La chimie: entre utilité et risque au quotidien

Nathalie Chèvre. Ecotoxicologue, chercheuse à l’UNIL
Nathalie Chèvre. Ecotoxicologue, chercheuse à l’UNIL

La chimie a présenté un côté magique: grâce à elle, nous ne mourions plus de faim, nos aliments se conservaient plus longtemps, nous guérissions de maladies graves, voire restions jeunes plus longtemps. Depuis dix ans, cette même chimie a mauvaise presse: on parle de baisse de la fertilité chez l’homme, de féminisation des poissons, d’augmentation des cancers…

Les études menées par les chercheurs et par les associations de consommateurs montrent que les molécules de synthèse (pesticides, médicaments, cosmétiques, etc.) se retrouvent dans tous les compartiments de l’environnement, l’eau, l’air ou le sol. Précisons que l’utilisation des molécules chimiques augmente continuellement depuis la fin de la Seconde Guerre mondiale: 112 millions de composés organiques et inorganiques sont enregistrés dans la grande base de données du Chemical Abstracts Service. Tous ne sont pas commercialisés, mais ce chiffre montre combien les substances chimiques occupent une place importante dans notre monde.

Actuellement, il y en a environ 120000 sur le marché en Europe, dont 2000 médicaments et 6000 cosmétiques. Elles peuvent toutes un jour ou l’autre se retrouver dans le milieu naturel. Et se transformer ensuite sous l’action du soleil ou des micro-organismes, donnant naissance à de nouvelles molécules. Dans notre environnement existent aussi des substances interdites depuis longtemps, mais très stables ou encore des composés non autorisés mais importés, comme certains détergents contenus dans les vêtements.

Les méthodes de détection analytiques ayant fait des progrès considérables ces dix dernières années (nous sommes capables de chercher simultanément des dizaines de composés à des concentrations très très faibles, sous forme de traces), il n’est pas étonnant de déceler des substances chimiques partout.

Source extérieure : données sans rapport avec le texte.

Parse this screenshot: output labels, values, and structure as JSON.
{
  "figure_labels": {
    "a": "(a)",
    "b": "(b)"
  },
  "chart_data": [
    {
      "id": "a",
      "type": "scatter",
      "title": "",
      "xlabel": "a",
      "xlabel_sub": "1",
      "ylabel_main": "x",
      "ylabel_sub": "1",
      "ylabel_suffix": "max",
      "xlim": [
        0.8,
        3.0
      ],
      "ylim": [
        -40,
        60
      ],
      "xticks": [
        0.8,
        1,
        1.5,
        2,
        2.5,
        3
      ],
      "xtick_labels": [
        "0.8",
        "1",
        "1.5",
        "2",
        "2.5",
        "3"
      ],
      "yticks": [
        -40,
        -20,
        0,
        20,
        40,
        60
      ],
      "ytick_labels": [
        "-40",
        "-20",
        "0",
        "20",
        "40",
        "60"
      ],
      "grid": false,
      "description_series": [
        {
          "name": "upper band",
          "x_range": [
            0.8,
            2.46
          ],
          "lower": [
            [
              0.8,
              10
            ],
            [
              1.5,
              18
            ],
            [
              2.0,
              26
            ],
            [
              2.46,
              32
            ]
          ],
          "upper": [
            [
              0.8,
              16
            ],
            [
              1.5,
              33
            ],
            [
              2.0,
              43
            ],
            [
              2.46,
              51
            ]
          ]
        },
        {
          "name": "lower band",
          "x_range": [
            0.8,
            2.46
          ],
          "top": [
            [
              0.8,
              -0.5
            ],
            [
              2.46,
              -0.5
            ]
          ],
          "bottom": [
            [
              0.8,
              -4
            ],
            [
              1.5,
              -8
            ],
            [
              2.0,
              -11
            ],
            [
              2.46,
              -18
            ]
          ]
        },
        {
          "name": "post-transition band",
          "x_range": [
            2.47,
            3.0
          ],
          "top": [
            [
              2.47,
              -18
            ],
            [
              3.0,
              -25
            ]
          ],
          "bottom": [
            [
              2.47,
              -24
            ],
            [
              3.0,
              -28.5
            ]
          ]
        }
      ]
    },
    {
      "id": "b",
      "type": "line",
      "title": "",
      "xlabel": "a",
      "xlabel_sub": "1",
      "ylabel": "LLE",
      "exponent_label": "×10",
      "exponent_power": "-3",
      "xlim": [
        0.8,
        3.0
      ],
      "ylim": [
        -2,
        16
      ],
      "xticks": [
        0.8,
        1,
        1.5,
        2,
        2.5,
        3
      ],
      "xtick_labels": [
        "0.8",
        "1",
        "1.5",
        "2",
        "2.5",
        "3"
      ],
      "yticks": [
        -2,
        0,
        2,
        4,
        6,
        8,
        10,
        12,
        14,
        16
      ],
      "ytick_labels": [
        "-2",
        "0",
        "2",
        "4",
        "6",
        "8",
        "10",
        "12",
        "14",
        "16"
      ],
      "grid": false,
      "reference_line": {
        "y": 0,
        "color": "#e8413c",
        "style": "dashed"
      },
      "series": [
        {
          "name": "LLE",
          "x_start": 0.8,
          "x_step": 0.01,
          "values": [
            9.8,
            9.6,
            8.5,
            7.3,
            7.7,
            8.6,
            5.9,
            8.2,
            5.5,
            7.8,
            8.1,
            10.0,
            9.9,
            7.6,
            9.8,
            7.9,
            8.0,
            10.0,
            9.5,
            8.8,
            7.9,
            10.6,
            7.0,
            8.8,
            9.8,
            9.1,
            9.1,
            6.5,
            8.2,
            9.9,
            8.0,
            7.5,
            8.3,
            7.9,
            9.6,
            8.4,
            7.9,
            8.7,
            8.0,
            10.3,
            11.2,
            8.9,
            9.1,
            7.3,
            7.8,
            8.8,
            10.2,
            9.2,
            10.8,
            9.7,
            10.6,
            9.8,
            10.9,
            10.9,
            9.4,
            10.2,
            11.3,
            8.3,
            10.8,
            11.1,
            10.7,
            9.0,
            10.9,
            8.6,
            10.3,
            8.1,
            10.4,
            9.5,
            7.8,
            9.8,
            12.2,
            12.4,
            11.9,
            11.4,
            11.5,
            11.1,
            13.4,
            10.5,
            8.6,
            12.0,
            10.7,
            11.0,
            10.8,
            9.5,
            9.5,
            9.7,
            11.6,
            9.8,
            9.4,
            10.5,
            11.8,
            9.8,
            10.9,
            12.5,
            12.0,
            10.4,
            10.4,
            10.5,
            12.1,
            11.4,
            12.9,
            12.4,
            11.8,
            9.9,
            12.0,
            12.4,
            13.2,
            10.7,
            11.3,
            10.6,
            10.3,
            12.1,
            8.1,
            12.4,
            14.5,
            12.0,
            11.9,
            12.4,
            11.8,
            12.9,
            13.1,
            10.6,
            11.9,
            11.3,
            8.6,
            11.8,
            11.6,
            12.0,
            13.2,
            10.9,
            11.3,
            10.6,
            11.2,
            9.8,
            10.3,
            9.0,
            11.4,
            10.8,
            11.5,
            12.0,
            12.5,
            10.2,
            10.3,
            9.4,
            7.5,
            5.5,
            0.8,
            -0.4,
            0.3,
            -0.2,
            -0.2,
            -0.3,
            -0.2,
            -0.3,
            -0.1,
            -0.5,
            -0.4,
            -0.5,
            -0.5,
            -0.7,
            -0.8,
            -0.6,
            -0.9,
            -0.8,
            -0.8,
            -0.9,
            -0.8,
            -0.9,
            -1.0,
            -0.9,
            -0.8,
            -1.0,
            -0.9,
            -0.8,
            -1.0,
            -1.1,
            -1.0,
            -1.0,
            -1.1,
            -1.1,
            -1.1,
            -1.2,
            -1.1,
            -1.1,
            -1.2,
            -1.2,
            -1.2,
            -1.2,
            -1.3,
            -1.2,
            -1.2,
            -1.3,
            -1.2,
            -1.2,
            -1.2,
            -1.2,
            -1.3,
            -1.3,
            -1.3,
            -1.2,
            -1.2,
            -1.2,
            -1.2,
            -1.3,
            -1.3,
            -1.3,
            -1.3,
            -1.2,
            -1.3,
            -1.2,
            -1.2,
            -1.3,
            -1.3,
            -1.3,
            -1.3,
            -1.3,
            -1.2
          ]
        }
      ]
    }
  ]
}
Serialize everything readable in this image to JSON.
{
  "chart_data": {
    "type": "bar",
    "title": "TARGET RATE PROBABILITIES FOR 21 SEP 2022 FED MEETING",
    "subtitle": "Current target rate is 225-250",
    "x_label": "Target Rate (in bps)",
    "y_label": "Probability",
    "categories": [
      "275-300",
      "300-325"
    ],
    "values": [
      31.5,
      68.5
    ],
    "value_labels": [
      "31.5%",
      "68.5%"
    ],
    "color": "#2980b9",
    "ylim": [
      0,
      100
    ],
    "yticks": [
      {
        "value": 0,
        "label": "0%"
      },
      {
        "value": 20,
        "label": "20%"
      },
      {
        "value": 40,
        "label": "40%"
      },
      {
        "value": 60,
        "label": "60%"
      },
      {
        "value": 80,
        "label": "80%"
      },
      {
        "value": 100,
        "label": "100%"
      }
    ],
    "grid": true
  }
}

La question est donc de savoir si elles représentent un risque pour l’homme et l’environnement.

Régulièrement, des molécules sont mises sur la sellette, comme le bisphénol A ou actuellement le glyphosate. Mais évaluer un risque est complexe, sujet à controverse, avec des débats interminables entre les experts. A mon sens, dans nos régions, le risque majeur pour l’homme et l’environnement n’est pas lié à une matière particulière, mais vient du fait que les organismes vivants sont exposés continuellement à de faibles concentrations de multiples composés dont on ne connaît pas les interactions. Interdire une substance particulière n’aura donc qu’un effet restreint, sachant qu’elle sera souvent remplacée par une autre peut-être plus problématique.

Que faire alors, sinon réaliser que l’on ne peut pas échapper aux substances chimiques? Se laver, respirer, s’habiller revient à s’exposer. Mais nous pouvons réduire notre exposition et celle de l’environnement. Quelques trucs? Réfléchir à nos cosmétiques, qui contiennent de nombreux composants peu recommandables et finissent le plus souvent dans les eaux. Nous pouvons mieux les choisir et en utiliser moins. Diminuer les quantités de produits utilisés, notamment pour les détergents. Eviter l’utilisation de matières inutiles comme celles contenues dans les désodorisants d’air intérieur, polluantes et pour certaines allergisantes. Bien sûr aussi, réfléchir à l’alimentation: manger local, sans pesticides, de saison, et si possible des produits non transformés.

Des mesures collectives peuvent également être prises. La Suisse a décidé d’équiper ses stations d’épuration principales pour réduire les émissions de substances chimiques dans les eaux. C’est un pas en avant. Ce printemps, différentes organisations ont proposé des mesures concrètes pour réduire de 50% l’utilisation des pesticides en Suisse. Ce serait un autre pas.

De petites actions, locales, mais gageons qu’elles permettront de limiter l’impact des éléments chimiques sur notre environnement et notre santé, ainsi que sur celle des générations futures.